RMSE for SVD: 0.9643222690994252
{'n_epochs': 10, 'lr_all': 0.005, 'reg_all': 0.4}
MAE for SVD: 0.7729356554441926
{'n_epochs': 10, 'lr_all': 0.005, 'reg_all': 0.4}


In [11]:
trainset, testset = train_test_split(data, test_size=0.2)

algo_rmse_svd.fit(trainset)
algo_mae_svd.fit(trainset)

predictions_rmse = algo_rmse_svd.test(testset)
predictions_mae = algo_mae_svd.test(testset)

accuracy_rmse_svd = accuracy.rmse(predictions_rmse)
accuracy_mae_svd = accuracy.mae(predictions_mae)

RMSE: 0.9584
MAE:  0.7686


In [12]:
# Finding the optimal hyperparameters for the NMF algorithm.
param_grid = {"n_epochs": [5, 10], "n_factors": [15, 50, 100], "reg_pu": [0.05, 0.1, 0.15], "reg_qi": [0.05, 0.1, 0.15]}
gs = GridSearchCV(NMF, param_grid, measures=["rmse", "mae"], cv=3)

gs.fit(data)

print(f"RMSE for NMF: {gs.best_score['rmse']}")
print(gs.best_params['rmse'])
print(f"MAE for NMF: {gs.best_score['mae']}")
print(gs.best_params['mae'])

algo_rmse_nmf = NMF(**gs.best_params['rmse'])
algo_mae_nmf = NMF(**gs.best_params['mae'])

RMSE for NMF: 0.9671994564588698
{'n_epochs': 10, 'n_factors': 15, 'reg_pu': 0.15, 'reg_qi': 0.15}
MAE for NMF: 0.760068430826902
{'n_epochs': 10, 'n_factors': 15, 'reg_pu': 0.1, 'reg_qi': 0.15}


In [13]:
trainset, testset = train_test_split(data, test_size=0.2)

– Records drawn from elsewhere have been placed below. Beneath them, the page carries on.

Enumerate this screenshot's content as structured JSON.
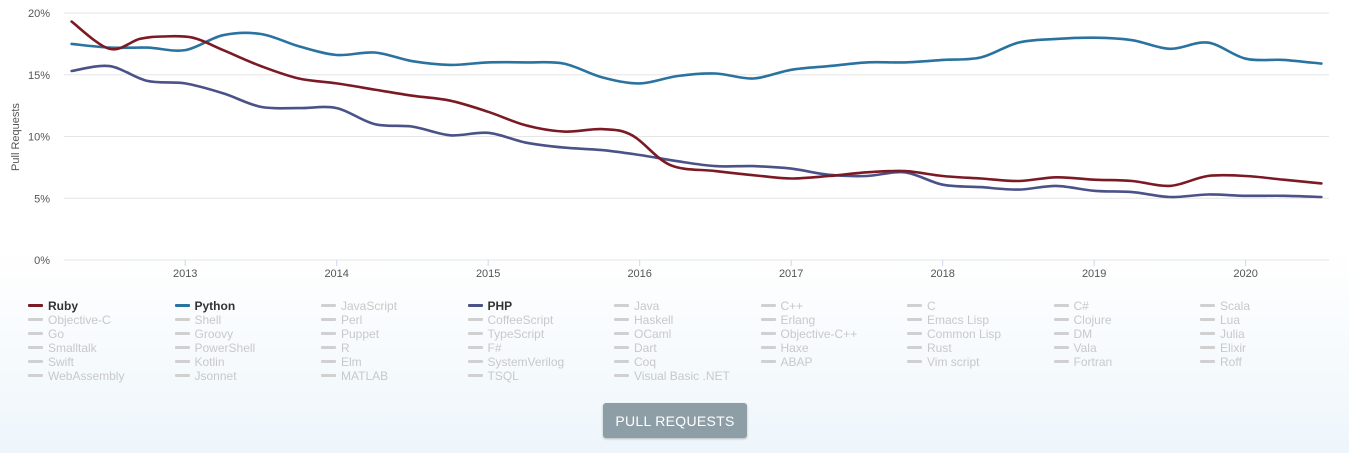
{
  "chart_data": {
    "type": "line",
    "ylabel": "Pull Requests",
    "xlabel": "",
    "yticks": [
      "0%",
      "5%",
      "10%",
      "15%",
      "20%"
    ],
    "ylim": [
      0,
      20
    ],
    "xlim": [
      2012.2,
      2020.55
    ],
    "xticks": [
      "2013",
      "2014",
      "2015",
      "2016",
      "2017",
      "2018",
      "2019",
      "2020"
    ],
    "grid": true,
    "legend_position": "bottom",
    "series": [
      {
        "name": "Ruby",
        "color": "#7b1a24",
        "points": [
          [
            2012.25,
            19.3
          ],
          [
            2012.5,
            17.1
          ],
          [
            2012.7,
            17.9
          ],
          [
            2012.85,
            18.1
          ],
          [
            2013.05,
            18.0
          ],
          [
            2013.25,
            17.0
          ],
          [
            2013.5,
            15.7
          ],
          [
            2013.75,
            14.7
          ],
          [
            2014.0,
            14.3
          ],
          [
            2014.25,
            13.8
          ],
          [
            2014.5,
            13.3
          ],
          [
            2014.75,
            12.9
          ],
          [
            2015.0,
            12.0
          ],
          [
            2015.25,
            10.9
          ],
          [
            2015.5,
            10.4
          ],
          [
            2015.75,
            10.6
          ],
          [
            2015.95,
            10.1
          ],
          [
            2016.2,
            7.7
          ],
          [
            2016.5,
            7.2
          ],
          [
            2016.8,
            6.8
          ],
          [
            2017.0,
            6.6
          ],
          [
            2017.25,
            6.8
          ],
          [
            2017.5,
            7.1
          ],
          [
            2017.75,
            7.2
          ],
          [
            2018.0,
            6.8
          ],
          [
            2018.25,
            6.6
          ],
          [
            2018.5,
            6.4
          ],
          [
            2018.75,
            6.7
          ],
          [
            2019.0,
            6.5
          ],
          [
            2019.25,
            6.4
          ],
          [
            2019.5,
            6.0
          ],
          [
            2019.75,
            6.8
          ],
          [
            2020.0,
            6.8
          ],
          [
            2020.25,
            6.5
          ],
          [
            2020.5,
            6.2
          ]
        ]
      },
      {
        "name": "Python",
        "color": "#2a73a0",
        "points": [
          [
            2012.25,
            17.5
          ],
          [
            2012.5,
            17.2
          ],
          [
            2012.75,
            17.2
          ],
          [
            2013.0,
            17.0
          ],
          [
            2013.25,
            18.2
          ],
          [
            2013.5,
            18.3
          ],
          [
            2013.75,
            17.3
          ],
          [
            2014.0,
            16.6
          ],
          [
            2014.25,
            16.8
          ],
          [
            2014.5,
            16.1
          ],
          [
            2014.75,
            15.8
          ],
          [
            2015.0,
            16.0
          ],
          [
            2015.25,
            16.0
          ],
          [
            2015.5,
            15.9
          ],
          [
            2015.75,
            14.8
          ],
          [
            2016.0,
            14.3
          ],
          [
            2016.25,
            14.9
          ],
          [
            2016.5,
            15.1
          ],
          [
            2016.75,
            14.7
          ],
          [
            2017.0,
            15.4
          ],
          [
            2017.25,
            15.7
          ],
          [
            2017.5,
            16.0
          ],
          [
            2017.75,
            16.0
          ],
          [
            2018.0,
            16.2
          ],
          [
            2018.25,
            16.4
          ],
          [
            2018.5,
            17.6
          ],
          [
            2018.75,
            17.9
          ],
          [
            2019.0,
            18.0
          ],
          [
            2019.25,
            17.8
          ],
          [
            2019.5,
            17.1
          ],
          [
            2019.75,
            17.6
          ],
          [
            2020.0,
            16.3
          ],
          [
            2020.25,
            16.2
          ],
          [
            2020.5,
            15.9
          ]
        ]
      },
      {
        "name": "PHP",
        "color": "#4a5288",
        "points": [
          [
            2012.25,
            15.3
          ],
          [
            2012.5,
            15.7
          ],
          [
            2012.75,
            14.5
          ],
          [
            2013.0,
            14.3
          ],
          [
            2013.25,
            13.5
          ],
          [
            2013.5,
            12.4
          ],
          [
            2013.75,
            12.3
          ],
          [
            2014.0,
            12.3
          ],
          [
            2014.25,
            11.0
          ],
          [
            2014.5,
            10.8
          ],
          [
            2014.75,
            10.1
          ],
          [
            2015.0,
            10.3
          ],
          [
            2015.25,
            9.5
          ],
          [
            2015.5,
            9.1
          ],
          [
            2015.75,
            8.9
          ],
          [
            2016.0,
            8.5
          ],
          [
            2016.25,
            8.0
          ],
          [
            2016.5,
            7.6
          ],
          [
            2016.75,
            7.6
          ],
          [
            2017.0,
            7.4
          ],
          [
            2017.25,
            6.9
          ],
          [
            2017.5,
            6.8
          ],
          [
            2017.75,
            7.1
          ],
          [
            2018.0,
            6.1
          ],
          [
            2018.25,
            5.9
          ],
          [
            2018.5,
            5.7
          ],
          [
            2018.75,
            6.0
          ],
          [
            2019.0,
            5.6
          ],
          [
            2019.25,
            5.5
          ],
          [
            2019.5,
            5.1
          ],
          [
            2019.75,
            5.3
          ],
          [
            2020.0,
            5.2
          ],
          [
            2020.25,
            5.2
          ],
          [
            2020.5,
            5.1
          ]
        ]
      }
    ]
  },
  "legend": {
    "items": [
      "Ruby",
      "Python",
      "JavaScript",
      "PHP",
      "Java",
      "C++",
      "C",
      "C#",
      "Scala",
      "Objective-C",
      "Shell",
      "Perl",
      "CoffeeScript",
      "Haskell",
      "Erlang",
      "Emacs Lisp",
      "Clojure",
      "Lua",
      "Go",
      "Groovy",
      "Puppet",
      "TypeScript",
      "OCaml",
      "Objective-C++",
      "Common Lisp",
      "DM",
      "Julia",
      "Smalltalk",
      "PowerShell",
      "R",
      "F#",
      "Dart",
      "Haxe",
      "Rust",
      "Vala",
      "Elixir",
      "Swift",
      "Kotlin",
      "Elm",
      "SystemVerilog",
      "Coq",
      "ABAP",
      "Vim script",
      "Fortran",
      "Roff",
      "WebAssembly",
      "Jsonnet",
      "MATLAB",
      "TSQL",
      "Visual Basic .NET"
    ],
    "active": [
      "Ruby",
      "Python",
      "PHP"
    ]
  },
  "button": {
    "label": "PULL REQUESTS"
  }
}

algo_rmse_nmf.fit(trainset)
algo_mae_nmf.fit(trainset)

predictions_rmse = algo_rmse_nmf.test(testset)
predictions_mae = algo_mae_nmf.test(testset)

accuracy_rmse_nmf = accuracy.rmse(predictions_rmse)
accuracy_mae_nmf = accuracy.mae(predictions_mae)

RMSE: 0.9613
MAE:  0.7547


In [18]:
# Comparison:
print(f"SVD: RMSE - {accuracy_rmse_svd}, MAE - {accuracy_mae_svd}")
print(f"SVD++: RMSE - {accuracy_rmse_svd_pp}, MAE - {accuracy_mae_svd_pp}")
print(f"NMF: RMSE - {accuracy_rmse_nmf}, MAE - {accuracy_mae_nmf}")

SVD: RMSE - 0.9583904462140694, MAE - 0.7685710921496915
SVD++: RMSE - 0.9561868993977636, MAE - 0.7663619030161828
NMF: RMSE - 0.9613348970239839, MAE - 0.7546872291049601


The SVD++ algorithm showed the best result for the RMSE metric (0.9561) and almost the best for MAE (0.7663), indicating that the model performs well in predicting ratings overall, especially in terms of squared errors. However, this could be related to the proper selection of parameters in the param_grid.

Using the cross-validation method, SVD++ was also the best.